Last week’s trip to Québec City and Montréal was a huge success. The five-day, four-night trip was open to all current Seventh and Eighth graders and focused on winter adventure and carnival, Canadian and North American history, and immersion in a culture where bilingualism is the norm. Thirty-nine students participated in the trip, guided by six Calvert faculty members, and an excellent full-time tour guide from Prométour – the premier Montreal-based academic and adventure tour company.
The trip started in Québec City with a guided tour of the lower, old town and a great view of the city’s fortification and famous Chateau Frontenac. We proceeded to dinner at a traditional spaghetti house, followed by the carnival night parade where the students witnessed amazing floats and puppets led by the mascot of the Quebec carnival, “Le Bonhomme”.

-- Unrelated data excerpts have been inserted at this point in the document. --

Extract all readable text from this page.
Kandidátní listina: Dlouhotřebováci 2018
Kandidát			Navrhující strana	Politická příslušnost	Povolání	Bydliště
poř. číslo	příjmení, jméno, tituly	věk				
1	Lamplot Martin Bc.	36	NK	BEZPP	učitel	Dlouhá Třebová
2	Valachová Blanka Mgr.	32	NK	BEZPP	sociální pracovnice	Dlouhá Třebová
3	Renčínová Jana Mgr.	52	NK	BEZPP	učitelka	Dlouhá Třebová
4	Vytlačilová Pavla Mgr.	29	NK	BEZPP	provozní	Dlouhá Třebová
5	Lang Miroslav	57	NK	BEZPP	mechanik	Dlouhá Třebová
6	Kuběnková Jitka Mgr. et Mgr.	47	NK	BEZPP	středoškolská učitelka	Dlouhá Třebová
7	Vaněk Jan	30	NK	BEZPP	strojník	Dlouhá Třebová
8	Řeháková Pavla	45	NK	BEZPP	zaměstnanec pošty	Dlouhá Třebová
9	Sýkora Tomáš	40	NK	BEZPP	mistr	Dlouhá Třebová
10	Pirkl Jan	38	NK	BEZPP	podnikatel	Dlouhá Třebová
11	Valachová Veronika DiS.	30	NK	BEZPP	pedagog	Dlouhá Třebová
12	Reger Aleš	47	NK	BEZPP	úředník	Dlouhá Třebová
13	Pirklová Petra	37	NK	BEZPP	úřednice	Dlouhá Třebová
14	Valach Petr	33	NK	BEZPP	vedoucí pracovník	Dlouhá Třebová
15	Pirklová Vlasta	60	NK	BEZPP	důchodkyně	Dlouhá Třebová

On day two, students experienced the life and training regimen of a typical early-19th century British solider via an interactive and engaging competition. We then drove out of downtown to visit a replica of a Huron-Wendat villiage, one of the indigenous First Nations tribes in the area. Students gained an appreciation for their way of life both past and present. Students also learned about how the First Nations' matriarchal culture resulted in many different customs. The students enjoyed a typical indigenous lunch and made medicine wheels in the traditional manner. Returning to old Québec, students enjoyed tobogganing down the five-story ice slides next to the St. Lawrence river and had the opportunity to play ice hockey with some local boys and girls. They then proceeded to the winter carnival where they experienced local entertainment, participated in fun activities, and marveled at the ornate hand-crafted ice palace and sculptures. After a hearty meal, the group boarded a ferry across the ice river to get a view of the entire city at night.
Day three was the outdoor adventure day, complete with dogsledding, snowshoeing, a visit to the impressive Ice Hotel. We had a full afternoon of adventure snow tubing. The day ended at a traditional sugar shack where the group learned about the local industry of maple syrup production. There was singing and dancing to traditional local folk music.
On Day four, the group traveled to Montréal to spend the morning engaged in community service at the largest food bank and community center in Canada. Students lent a helping hand in a variety of ways such as sorting and packaging donations as well as working in quality control. After stopping at the panoramic lookout on Mont Royal, students had dinner and a chance to go ice skating at an outdoor rink in the snow on the banks of the St. Lawrence before going for a swim back at the hotel.
The final day of the trip consisted of a walking tour of old Montréal through freshly fallen snow, a visit to the basilica, time to explore the European-inspired shopping and dining district, and a visit to the museum of archeology and history of the founding of Montréal. The group then made their way back to the airport to return home.
All in all, it was an amazing trip for students and teachers alike. The Middle School looks forward to future education adventures in the years to come.